The authors wish to thank Professor François Ansermet and the staff of the University Hospitals of Geneva and of Piccolo for their unwavering support of the work described in this article. We also wish to thank the patient–families, including those anonymously described in this paper, for what they have often so poignantly taught us about their experiences, needs, wishes, and fears.
About the authors
Ana Almeida, FMH, is a Swiss double-boarded child psychiatrist and pediatrician who directs the Perinatal Team of the Pediatric Psychiatry Consult-Liaison Unit and serves as a member of the Postpartum Depression Preventive Research Team in the Child and Adolescent Psychiatry Service within the Department of Pediatrics at the University Hospitals of Geneva. Dr. Almeida has also researched parental stress during medically-assisted reproduction. Sheis currently committed to further development of relationship-based programs for mentally ill parents, their children, and foster families in Geneva.

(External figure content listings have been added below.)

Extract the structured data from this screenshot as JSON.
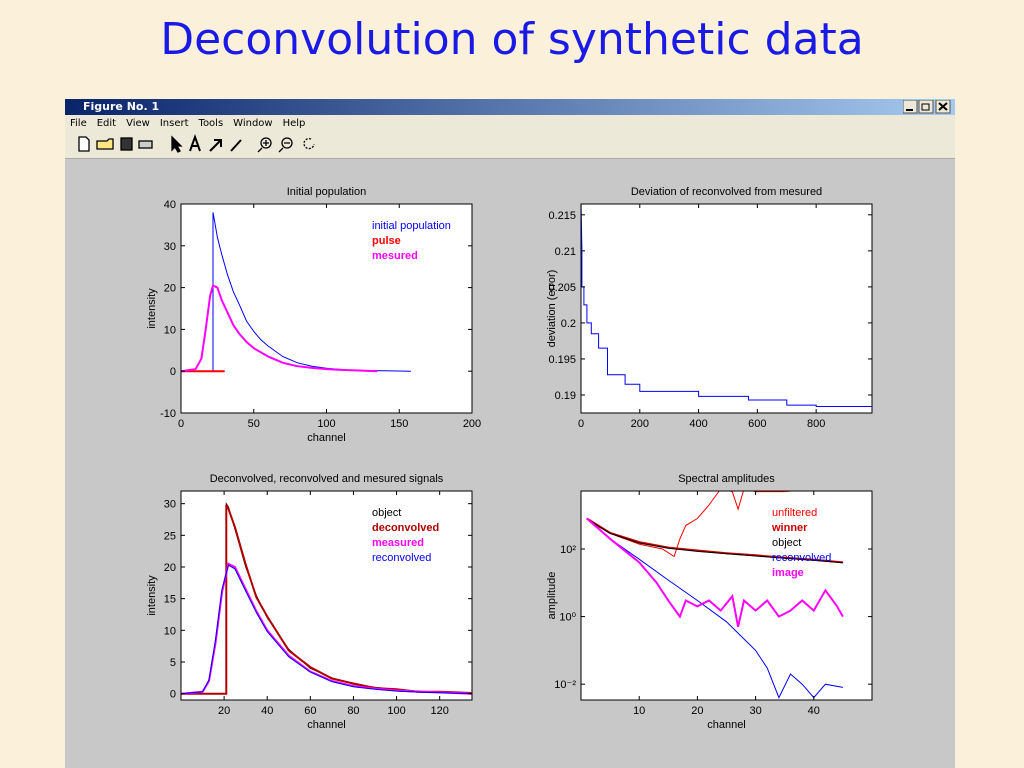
{
  "slide_title": "Deconvolution of synthetic data",
  "window": {
    "title": "Figure No. 1",
    "menu": [
      "File",
      "Edit",
      "View",
      "Insert",
      "Tools",
      "Window",
      "Help"
    ]
  },
  "chart_data": [
    {
      "type": "line",
      "title": "Initial population",
      "xlabel": "channel",
      "ylabel": "intensity",
      "xlim": [
        0,
        200
      ],
      "xticks": [
        0,
        50,
        100,
        150,
        200
      ],
      "ylim": [
        -10,
        40
      ],
      "yticks": [
        -10,
        0,
        10,
        20,
        30,
        40
      ],
      "series": [
        {
          "name": "initial population",
          "color": "#0000ff",
          "linewidth": 1,
          "x": [
            22,
            22,
            23,
            25,
            28,
            32,
            36,
            40,
            45,
            50,
            55,
            60,
            70,
            80,
            90,
            100,
            110,
            120,
            140,
            158
          ],
          "values": [
            0,
            38,
            36,
            32,
            28,
            23,
            19,
            16,
            12,
            9.5,
            7.5,
            6,
            3.5,
            2,
            1.2,
            0.7,
            0.4,
            0.2,
            0.1,
            0
          ]
        },
        {
          "name": "pulse",
          "color": "#ff0000",
          "linewidth": 2,
          "x": [
            0,
            30
          ],
          "values": [
            0,
            0
          ]
        },
        {
          "name": "mesured",
          "color": "#ff00ff",
          "linewidth": 2,
          "x": [
            0,
            10,
            14,
            17,
            20,
            22,
            25,
            28,
            32,
            36,
            40,
            45,
            50,
            60,
            70,
            80,
            90,
            100,
            110,
            120,
            135
          ],
          "values": [
            0,
            0.5,
            3,
            10,
            18,
            20.5,
            20,
            17,
            14,
            11,
            9,
            7,
            5.5,
            3.5,
            2,
            1.2,
            0.8,
            0.5,
            0.3,
            0.2,
            0
          ]
        }
      ]
    },
    {
      "type": "line",
      "title": "Deviation of reconvolved from mesured",
      "ylabel": "deviation (error)",
      "xlim": [
        0,
        990
      ],
      "xticks": [
        0,
        200,
        400,
        600,
        800
      ],
      "ylim": [
        0.1875,
        0.2165
      ],
      "yticks": [
        0.19,
        0.195,
        0.2,
        0.205,
        0.21,
        0.215
      ],
      "series": [
        {
          "name": null,
          "color": "#0000ff",
          "linewidth": 1,
          "x": [
            0,
            3,
            3,
            10,
            10,
            20,
            20,
            35,
            35,
            60,
            60,
            90,
            90,
            150,
            150,
            200,
            200,
            400,
            400,
            570,
            570,
            700,
            700,
            800,
            800,
            990
          ],
          "values": [
            0.217,
            0.21,
            0.205,
            0.205,
            0.2025,
            0.2025,
            0.2,
            0.2,
            0.1985,
            0.1985,
            0.1965,
            0.1965,
            0.1928,
            0.1928,
            0.1915,
            0.1915,
            0.1905,
            0.1905,
            0.1898,
            0.1898,
            0.1893,
            0.1893,
            0.1886,
            0.1886,
            0.1884,
            0.1884
          ]
        }
      ]
    },
    {
      "type": "line",
      "title": "Deconvolved, reconvolved and mesured signals",
      "xlabel": "channel",
      "ylabel": "intensity",
      "xlim": [
        0,
        135
      ],
      "xticks": [
        20,
        40,
        60,
        80,
        100,
        120
      ],
      "ylim": [
        -1,
        32
      ],
      "yticks": [
        0,
        5,
        10,
        15,
        20,
        25,
        30
      ],
      "series": [
        {
          "name": "object",
          "color": "#000000",
          "linewidth": 1,
          "x": [
            0,
            20,
            21,
            21,
            22,
            25,
            30,
            35,
            40,
            50,
            60,
            70,
            80,
            90,
            100,
            110,
            120,
            135
          ],
          "values": [
            0,
            0,
            0,
            30,
            29.5,
            26,
            20,
            15.5,
            12,
            7,
            4,
            2.5,
            1.5,
            1,
            0.6,
            0.4,
            0.2,
            0.1
          ]
        },
        {
          "name": "deconvolved",
          "color": "#b00000",
          "linewidth": 2,
          "x": [
            0,
            20,
            21,
            21,
            22,
            25,
            30,
            35,
            40,
            50,
            60,
            70,
            80,
            90,
            100,
            110,
            120,
            135
          ],
          "values": [
            0,
            0,
            0,
            29.8,
            29.2,
            26.3,
            20.4,
            15.2,
            12.2,
            6.8,
            4.2,
            2.4,
            1.6,
            0.9,
            0.7,
            0.3,
            0.3,
            0.1
          ]
        },
        {
          "name": "measured",
          "color": "#ff00ff",
          "linewidth": 2,
          "x": [
            0,
            10,
            13,
            16,
            19,
            22,
            25,
            30,
            35,
            40,
            50,
            60,
            70,
            80,
            90,
            100,
            110,
            120,
            135
          ],
          "values": [
            0,
            0.3,
            2,
            8,
            16,
            20.5,
            20,
            16.5,
            13,
            10,
            6,
            3.5,
            2,
            1.2,
            0.8,
            0.5,
            0.3,
            0.2,
            0
          ]
        },
        {
          "name": "reconvolved",
          "color": "#0000ff",
          "linewidth": 1,
          "x": [
            0,
            10,
            13,
            16,
            19,
            22,
            25,
            30,
            35,
            40,
            50,
            60,
            70,
            80,
            90,
            100,
            110,
            120,
            135
          ],
          "values": [
            0,
            0.3,
            2.2,
            8.5,
            16.5,
            20.3,
            19.7,
            16.2,
            12.8,
            9.8,
            5.8,
            3.4,
            1.9,
            1.1,
            0.7,
            0.4,
            0.25,
            0.15,
            0
          ]
        }
      ]
    },
    {
      "type": "line",
      "title": "Spectral amplitudes",
      "xlabel": "channel",
      "ylabel": "amplitude",
      "yscale": "log",
      "xlim": [
        0,
        50
      ],
      "xticks": [
        10,
        20,
        30,
        40
      ],
      "ylim": [
        0.0034,
        5200
      ],
      "yticks": [
        {
          "value": 0.01,
          "label": "10⁻²"
        },
        {
          "value": 1,
          "label": "10⁰"
        },
        {
          "value": 100,
          "label": "10²"
        }
      ],
      "series": [
        {
          "name": "unfiltered",
          "color": "#ff0000",
          "linewidth": 1,
          "x": [
            1,
            3,
            6,
            10,
            14,
            16,
            17,
            18,
            20,
            22,
            24,
            26,
            27,
            28,
            30,
            35,
            40,
            45
          ],
          "values": [
            800,
            450,
            250,
            140,
            100,
            60,
            200,
            500,
            800,
            2000,
            6000,
            5000,
            1500,
            6000,
            5000,
            5000,
            6000,
            6000
          ]
        },
        {
          "name": "winner",
          "color": "#cc0000",
          "linewidth": 2,
          "x": [
            1,
            5,
            10,
            15,
            20,
            25,
            30,
            35,
            40,
            45
          ],
          "values": [
            800,
            300,
            160,
            110,
            90,
            75,
            65,
            55,
            48,
            40
          ]
        },
        {
          "name": "object",
          "color": "#000000",
          "linewidth": 1,
          "x": [
            1,
            5,
            10,
            15,
            20,
            25,
            30,
            35,
            40,
            45
          ],
          "values": [
            780,
            290,
            150,
            105,
            85,
            72,
            62,
            53,
            46,
            39
          ]
        },
        {
          "name": "reconvolved",
          "color": "#0000ff",
          "linewidth": 1,
          "x": [
            1,
            5,
            10,
            15,
            20,
            25,
            30,
            32,
            34,
            36,
            38,
            40,
            42,
            45
          ],
          "values": [
            800,
            200,
            50,
            12,
            3,
            0.7,
            0.1,
            0.03,
            0.004,
            0.02,
            0.01,
            0.004,
            0.01,
            0.008
          ]
        },
        {
          "name": "image",
          "color": "#ff00ff",
          "linewidth": 2,
          "x": [
            1,
            5,
            10,
            13,
            15,
            17,
            18,
            20,
            22,
            24,
            26,
            27,
            28,
            30,
            32,
            34,
            36,
            38,
            40,
            42,
            44,
            45
          ],
          "values": [
            800,
            200,
            40,
            10,
            3,
            1,
            3,
            2,
            3,
            1.5,
            4,
            0.5,
            3,
            1.5,
            3,
            1,
            1.5,
            3,
            1.5,
            6,
            2,
            1
          ]
        }
      ]
    }
  ]
}
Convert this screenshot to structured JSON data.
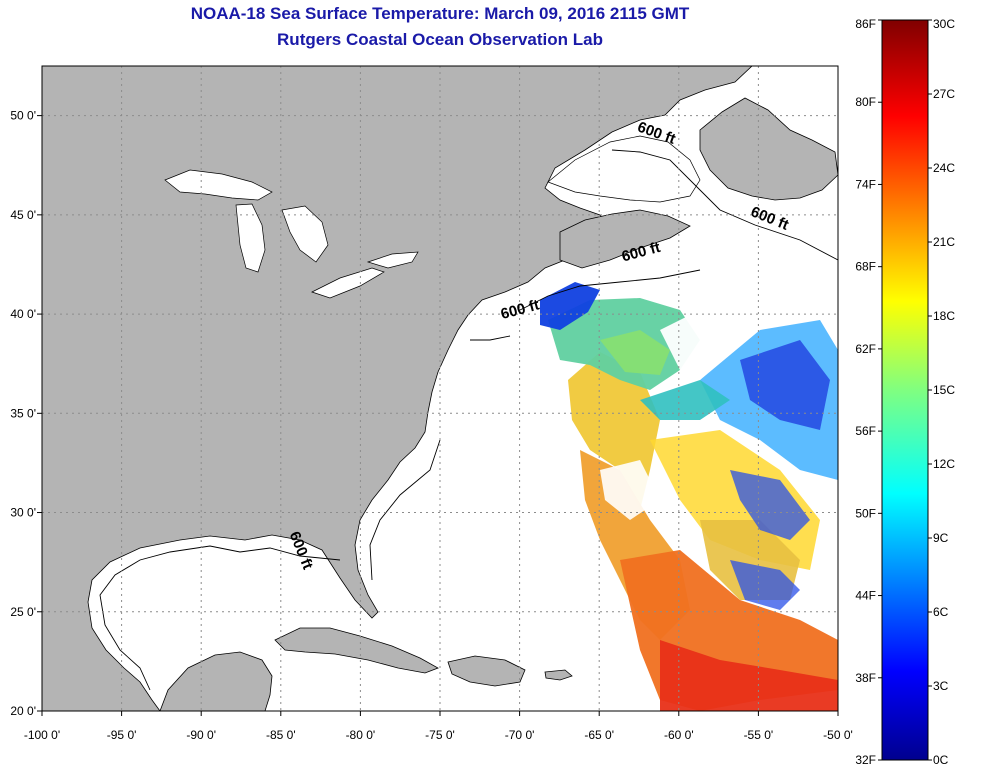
{
  "header": {
    "title": "NOAA-18 Sea Surface Temperature:  March 09, 2016 2115 GMT",
    "subtitle": "Rutgers Coastal Ocean Observation Lab"
  },
  "map": {
    "lon_range": [
      -100,
      -50
    ],
    "lat_range": [
      20,
      52.5
    ],
    "lat_ticks": [
      {
        "value": 50,
        "label": "50 0'"
      },
      {
        "value": 45,
        "label": "45 0'"
      },
      {
        "value": 40,
        "label": "40 0'"
      },
      {
        "value": 35,
        "label": "35 0'"
      },
      {
        "value": 30,
        "label": "30 0'"
      },
      {
        "value": 25,
        "label": "25 0'"
      },
      {
        "value": 20,
        "label": "20 0'"
      }
    ],
    "lon_ticks": [
      {
        "value": -100,
        "label": "-100 0'"
      },
      {
        "value": -95,
        "label": "-95 0'"
      },
      {
        "value": -90,
        "label": "-90 0'"
      },
      {
        "value": -85,
        "label": "-85 0'"
      },
      {
        "value": -80,
        "label": "-80 0'"
      },
      {
        "value": -75,
        "label": "-75 0'"
      },
      {
        "value": -70,
        "label": "-70 0'"
      },
      {
        "value": -65,
        "label": "-65 0'"
      },
      {
        "value": -60,
        "label": "-60 0'"
      },
      {
        "value": -55,
        "label": "-55 0'"
      },
      {
        "value": -50,
        "label": "-50 0'"
      }
    ],
    "contour_labels": [
      {
        "text": "600 ft",
        "lon": -61.5,
        "lat": 48.9,
        "angle": 20
      },
      {
        "text": "600 ft",
        "lon": -54.4,
        "lat": 44.6,
        "angle": 22
      },
      {
        "text": "600 ft",
        "lon": -62.3,
        "lat": 42.9,
        "angle": -15
      },
      {
        "text": "600 ft",
        "lon": -69.9,
        "lat": 40.0,
        "angle": -15
      },
      {
        "text": "600 ft",
        "lon": -84.0,
        "lat": 28.0,
        "angle": 68
      }
    ],
    "colors": {
      "land": "#b4b4b4",
      "ocean": "#ffffff",
      "outline": "#000000",
      "grid": "#8c8c8c"
    }
  },
  "colorbar": {
    "fahrenheit_labels": [
      "86F",
      "80F",
      "74F",
      "68F",
      "62F",
      "56F",
      "50F",
      "44F",
      "38F",
      "32F"
    ],
    "celsius_labels": [
      "30C",
      "27C",
      "24C",
      "21C",
      "18C",
      "15C",
      "12C",
      "9C",
      "6C",
      "3C",
      "0C"
    ],
    "range_c": [
      0,
      30
    ]
  }
}
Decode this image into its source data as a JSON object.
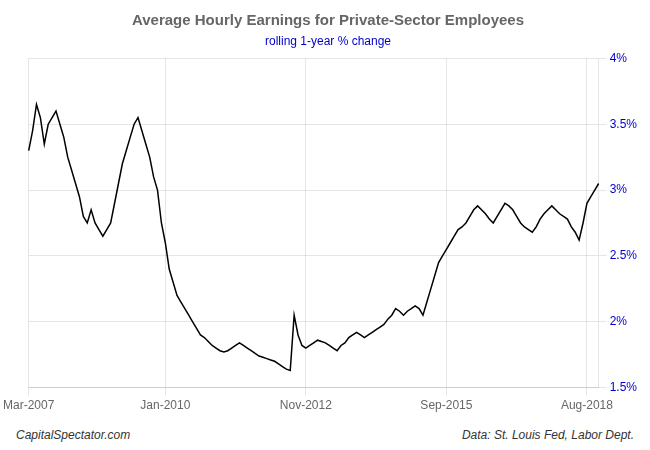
{
  "chart_data": {
    "type": "line",
    "title": "Average Hourly Earnings for Private-Sector Employees",
    "subtitle": "rolling 1-year % change",
    "annotations": [
      "CapitalSpectator.com",
      "Data: St. Louis Fed, Labor Dept."
    ],
    "categories": [
      "Mar-2007",
      null,
      null,
      null,
      null,
      null,
      null,
      null,
      null,
      null,
      null,
      null,
      null,
      null,
      null,
      null,
      null,
      null,
      null,
      null,
      null,
      null,
      null,
      null,
      null,
      null,
      null,
      null,
      null,
      null,
      null,
      null,
      null,
      null,
      null,
      "Jan-2010",
      null,
      null,
      null,
      null,
      null,
      null,
      null,
      null,
      null,
      null,
      null,
      null,
      null,
      null,
      null,
      null,
      null,
      null,
      null,
      null,
      null,
      null,
      null,
      null,
      null,
      null,
      null,
      null,
      null,
      null,
      null,
      null,
      null,
      null,
      null,
      "Nov-2012",
      null,
      null,
      null,
      null,
      null,
      null,
      null,
      null,
      null,
      null,
      null,
      null,
      null,
      null,
      null,
      null,
      null,
      null,
      null,
      null,
      null,
      null,
      null,
      null,
      null,
      null,
      null,
      null,
      null,
      null,
      null,
      null,
      null,
      null,
      null,
      "Sep-2015",
      null,
      null,
      null,
      null,
      null,
      null,
      null,
      null,
      null,
      null,
      null,
      null,
      null,
      null,
      null,
      null,
      null,
      null,
      null,
      null,
      null,
      null,
      null,
      null,
      null,
      null,
      null,
      null,
      null,
      null,
      null,
      null,
      null,
      null,
      null,
      "Aug-2018",
      null,
      null,
      null
    ],
    "series": [
      {
        "color": "#000000",
        "values": [
          3.3,
          3.45,
          3.65,
          3.55,
          3.35,
          3.5,
          3.55,
          3.6,
          3.5,
          3.4,
          3.25,
          3.15,
          3.05,
          2.95,
          2.8,
          2.75,
          2.85,
          2.75,
          2.7,
          2.65,
          2.7,
          2.75,
          2.9,
          3.05,
          3.2,
          3.3,
          3.4,
          3.5,
          3.55,
          3.45,
          3.35,
          3.25,
          3.1,
          3.0,
          2.75,
          2.6,
          2.4,
          2.3,
          2.2,
          2.15,
          2.1,
          2.05,
          2.0,
          1.95,
          1.9,
          1.88,
          1.85,
          1.82,
          1.8,
          1.78,
          1.77,
          1.78,
          1.8,
          1.82,
          1.84,
          1.82,
          1.8,
          1.78,
          1.76,
          1.74,
          1.73,
          1.72,
          1.71,
          1.7,
          1.68,
          1.66,
          1.64,
          1.63,
          2.05,
          1.9,
          1.82,
          1.8,
          1.82,
          1.84,
          1.86,
          1.85,
          1.84,
          1.82,
          1.8,
          1.78,
          1.82,
          1.84,
          1.88,
          1.9,
          1.92,
          1.9,
          1.88,
          1.9,
          1.92,
          1.94,
          1.96,
          1.98,
          2.02,
          2.05,
          2.1,
          2.08,
          2.05,
          2.08,
          2.1,
          2.12,
          2.1,
          2.05,
          2.15,
          2.25,
          2.35,
          2.45,
          2.5,
          2.55,
          2.6,
          2.65,
          2.7,
          2.72,
          2.75,
          2.8,
          2.85,
          2.88,
          2.85,
          2.82,
          2.78,
          2.75,
          2.8,
          2.85,
          2.9,
          2.88,
          2.85,
          2.8,
          2.75,
          2.72,
          2.7,
          2.68,
          2.72,
          2.78,
          2.82,
          2.85,
          2.88,
          2.85,
          2.82,
          2.8,
          2.78,
          2.72,
          2.68,
          2.62,
          2.75,
          2.9,
          2.95,
          3.0,
          3.05
        ]
      }
    ],
    "ylim": [
      1.5,
      4.0
    ],
    "yticks": [
      {
        "value": 1.5,
        "label": "1.5%"
      },
      {
        "value": 2.0,
        "label": "2%"
      },
      {
        "value": 2.5,
        "label": "2.5%"
      },
      {
        "value": 3.0,
        "label": "3%"
      },
      {
        "value": 3.5,
        "label": "3.5%"
      },
      {
        "value": 4.0,
        "label": "4%"
      }
    ],
    "grid": true
  }
}
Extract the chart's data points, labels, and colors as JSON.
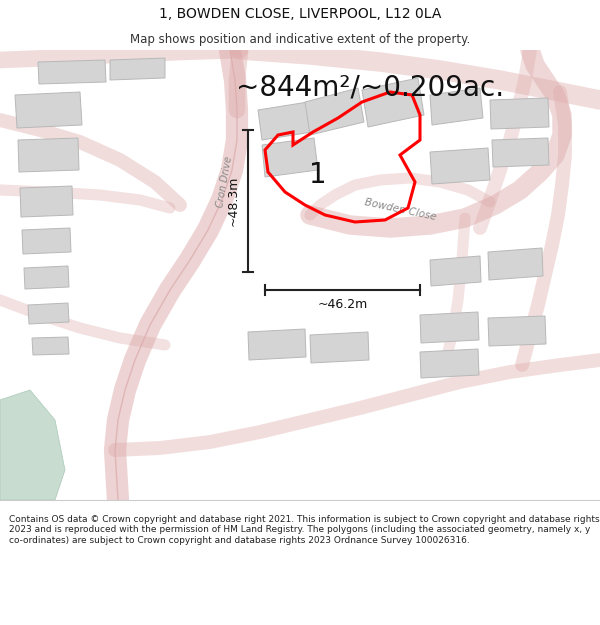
{
  "title_line1": "1, BOWDEN CLOSE, LIVERPOOL, L12 0LA",
  "title_line2": "Map shows position and indicative extent of the property.",
  "area_text": "~844m²/~0.209ac.",
  "width_label": "~46.2m",
  "height_label": "~48.3m",
  "plot_number": "1",
  "road_label1": "Cron Drive",
  "road_label2": "Bowden Close",
  "footer_text": "Contains OS data © Crown copyright and database right 2021. This information is subject to Crown copyright and database rights 2023 and is reproduced with the permission of HM Land Registry. The polygons (including the associated geometry, namely x, y co-ordinates) are subject to Crown copyright and database rights 2023 Ordnance Survey 100026316.",
  "map_bg": "#f2f0ec",
  "road_color": "#e8b0b0",
  "building_color": "#d4d4d4",
  "building_edge": "#b8b8b8",
  "highlight_color": "#ff0000",
  "green_area": "#c8ddd0",
  "title_fontsize": 10,
  "subtitle_fontsize": 8.5,
  "area_fontsize": 20,
  "footer_fontsize": 6.5
}
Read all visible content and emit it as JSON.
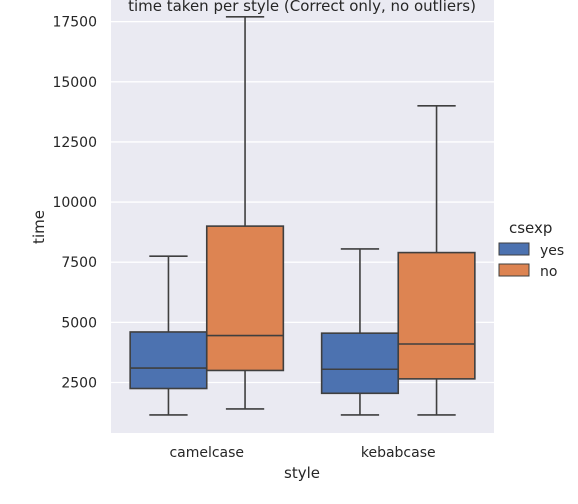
{
  "chart_data": {
    "type": "boxplot",
    "title": "time taken per style (Correct only, no outliers)",
    "xlabel": "style",
    "ylabel": "time",
    "categories": [
      "camelcase",
      "kebabcase"
    ],
    "ylim": [
      400,
      18400
    ],
    "yticks": [
      2500,
      5000,
      7500,
      10000,
      12500,
      15000,
      17500
    ],
    "grid": true,
    "legend": {
      "title": "csexp",
      "placement": "right",
      "entries": [
        "yes",
        "no"
      ]
    },
    "series": [
      {
        "name": "yes",
        "color": "#4c72b0",
        "boxes": [
          {
            "whisker_low": 1150,
            "q1": 2250,
            "median": 3100,
            "q3": 4600,
            "whisker_high": 7750
          },
          {
            "whisker_low": 1150,
            "q1": 2050,
            "median": 3050,
            "q3": 4550,
            "whisker_high": 8050
          }
        ]
      },
      {
        "name": "no",
        "color": "#dd8452",
        "boxes": [
          {
            "whisker_low": 1400,
            "q1": 3000,
            "median": 4450,
            "q3": 9000,
            "whisker_high": 17700
          },
          {
            "whisker_low": 1150,
            "q1": 2650,
            "median": 4100,
            "q3": 7900,
            "whisker_high": 14000
          }
        ]
      }
    ],
    "colors": {
      "plot_background": "#eaeaf2",
      "grid": "#ffffff",
      "line": "#3f3f3f"
    }
  }
}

Gaëlle Merminod, FSP, is a Swiss clinical psychologist who specializes in perinatal mental health and the psychological evaluation and treatment of children with developmental disorders. Ms.. Merminod is a senior psychologist on the Perinatal Team of the Pediatric Psychiatry Consult-Liaison Unit and serves as mental health consultant to “Piccolo” an attachment-based emergency infant and toddler residence in Geneva for children awaiting child protection decisions, placement, and adoption, thereby ensuring continuity of care for those infants who are transferred from University Hospitals of Geneva to this holding center.
Daniel S. Schechter, MD, is an American child and adolescent psychiatrist, researcher, and psychoanalyst who moved from New York to Geneva, Switzerland, in April 2008 after serving for 6 years as full-time faculty at the Columbia University College of Physicians and Surgeons. After completing his National Institutes of Mental Health Clinical Research Career Award project on maternal posttraumatic stress and interactive behavior with toddlers at Columbia, he assumed the position of chief of Pediatric Psychiatry Consult-Liaison and Parent-Infant Research Units at the University Hospitals of Geneva, Child and Adolescent Psychiatry Serviceand the University of Geneva, Faculty of Medicine. He remains adjunct assistant professor in developmental neuroscience and behavior and director of Child Research, Center of Psychoanalytic Training & Research at Columbia University, Department of Psychiatry. He is co-editor of the forthcoming Cambridge University Press book Formative Experiences: The Interaction of Parenting, Culture, and Developmental Psychobiology.